The heterogeneity of practical routines in different hospitals, mainly caused by different available facilities and equipment, would seriously interfere with the purpose of medical training. This issue has also been remarked in previous articles from different countries31. Lack of primary and essential resuscitative equipment would result in the failure of implementing skills, as the staff cannot put their acquired knowledge and skills into practice33.

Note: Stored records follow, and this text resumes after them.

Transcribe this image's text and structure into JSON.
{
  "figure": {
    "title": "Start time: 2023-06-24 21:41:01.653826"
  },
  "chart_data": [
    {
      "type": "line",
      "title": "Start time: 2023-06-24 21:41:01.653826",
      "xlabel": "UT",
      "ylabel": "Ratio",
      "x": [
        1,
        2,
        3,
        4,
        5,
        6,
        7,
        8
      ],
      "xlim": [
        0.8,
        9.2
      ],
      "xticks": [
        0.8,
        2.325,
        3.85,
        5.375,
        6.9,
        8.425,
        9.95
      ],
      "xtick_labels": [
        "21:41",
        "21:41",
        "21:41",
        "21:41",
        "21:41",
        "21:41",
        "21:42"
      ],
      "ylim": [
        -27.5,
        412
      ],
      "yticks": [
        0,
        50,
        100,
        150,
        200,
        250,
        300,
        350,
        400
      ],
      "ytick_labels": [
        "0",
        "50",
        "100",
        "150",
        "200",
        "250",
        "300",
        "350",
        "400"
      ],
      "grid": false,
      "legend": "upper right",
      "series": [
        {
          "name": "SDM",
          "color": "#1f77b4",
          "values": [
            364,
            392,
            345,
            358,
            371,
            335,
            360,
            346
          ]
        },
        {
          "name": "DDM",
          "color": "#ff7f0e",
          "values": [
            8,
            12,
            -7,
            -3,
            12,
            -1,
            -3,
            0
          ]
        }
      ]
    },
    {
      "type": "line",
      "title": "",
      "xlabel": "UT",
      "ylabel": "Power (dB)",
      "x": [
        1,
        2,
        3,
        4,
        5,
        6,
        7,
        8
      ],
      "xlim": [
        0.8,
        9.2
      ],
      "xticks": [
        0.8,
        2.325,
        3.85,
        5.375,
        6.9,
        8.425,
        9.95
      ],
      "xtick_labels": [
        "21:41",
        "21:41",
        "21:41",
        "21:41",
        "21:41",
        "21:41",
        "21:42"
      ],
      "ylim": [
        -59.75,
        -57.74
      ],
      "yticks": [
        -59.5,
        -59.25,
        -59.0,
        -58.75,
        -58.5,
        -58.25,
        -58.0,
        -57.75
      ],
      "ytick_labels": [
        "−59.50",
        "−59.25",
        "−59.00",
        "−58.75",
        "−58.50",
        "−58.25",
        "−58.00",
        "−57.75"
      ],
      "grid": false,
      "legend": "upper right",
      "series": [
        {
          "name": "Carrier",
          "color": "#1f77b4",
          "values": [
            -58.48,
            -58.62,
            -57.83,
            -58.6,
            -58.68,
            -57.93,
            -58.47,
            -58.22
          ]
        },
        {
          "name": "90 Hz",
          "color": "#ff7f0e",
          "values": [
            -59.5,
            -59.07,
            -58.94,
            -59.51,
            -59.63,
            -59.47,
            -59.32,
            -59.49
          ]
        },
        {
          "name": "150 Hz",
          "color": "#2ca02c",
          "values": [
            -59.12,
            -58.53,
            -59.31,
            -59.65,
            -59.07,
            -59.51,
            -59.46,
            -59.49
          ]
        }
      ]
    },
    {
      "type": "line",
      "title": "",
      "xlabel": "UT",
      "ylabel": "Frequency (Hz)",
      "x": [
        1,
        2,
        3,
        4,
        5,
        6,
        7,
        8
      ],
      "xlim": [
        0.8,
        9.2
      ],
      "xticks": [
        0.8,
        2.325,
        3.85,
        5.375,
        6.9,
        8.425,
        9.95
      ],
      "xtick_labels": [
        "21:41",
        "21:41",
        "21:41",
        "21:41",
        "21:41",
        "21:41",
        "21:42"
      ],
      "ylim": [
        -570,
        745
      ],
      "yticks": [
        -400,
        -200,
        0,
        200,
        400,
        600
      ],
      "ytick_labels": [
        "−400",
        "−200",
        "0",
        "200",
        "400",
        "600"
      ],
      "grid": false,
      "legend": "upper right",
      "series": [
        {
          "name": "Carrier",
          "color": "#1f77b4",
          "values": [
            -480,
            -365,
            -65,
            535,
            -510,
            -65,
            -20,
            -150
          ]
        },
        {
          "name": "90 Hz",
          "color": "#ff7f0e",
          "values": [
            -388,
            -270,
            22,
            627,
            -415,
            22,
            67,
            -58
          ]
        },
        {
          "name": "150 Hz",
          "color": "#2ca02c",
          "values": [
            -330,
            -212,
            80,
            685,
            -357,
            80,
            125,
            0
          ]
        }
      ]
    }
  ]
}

This study provides a comprehensive national overview of neonatal resuscitation and resources in Iran, distinguishing it from previous research that has typically focused on single hospitals, selected provinces, or specific components of neonatal care. By integrating data from 674 hospitals—educational and non‑educational—this study captures the full heterogeneity of hospital characteristics, workforce distribution, resuscitation team composition, equipment availability, and NRP training practices. However, some limitations should be considered for this survey. The study focused on assessing neonatal resuscitation routines and identifying factors contributing to unsuccessful resuscitations, but it did not delve into the detailed clinical outcomes or circumstances surrounding each neonatal death. The neonatal mortality data reported in this study do not exclusively reflect deaths directly related to resuscitation efforts and equipment. Other complex factors contributing to neonatal mortality, such as pre-existing medical conditions, complications during pregnancy, congenital anomalies, or newly developed medical conditions such as infections, were not separately explored. Moreover, team composition varied across hospitals, which may have influenced the responses received. We were unable to assess the performance, skill level, or adherence to resuscitation protocols among the staff responsible for neonatal resuscitation. Another limitation was the inclusion of referral hospitals, where neonates often have more severe conditions (inherent bias), impacting the generalizability of the findings to broader healthcare settings.

Conclusion

In this study, we tried to give a general picture of the status of neonatal resuscitation and stabilization status in hospitals in Iran. The shortage of staff and equipment was reported throughout the country. Around a fifth of hospitals had neither a neonatal ward nor a NICU. The lack of neonatologist was also reported all over the country. Our study demonstrated the importance of providing facilities, implementing workshops, and updating the staff by educating the acquired knowledge and skills. These are the clues that would aid us to improve our neonatal resuscitation system step by step, basically.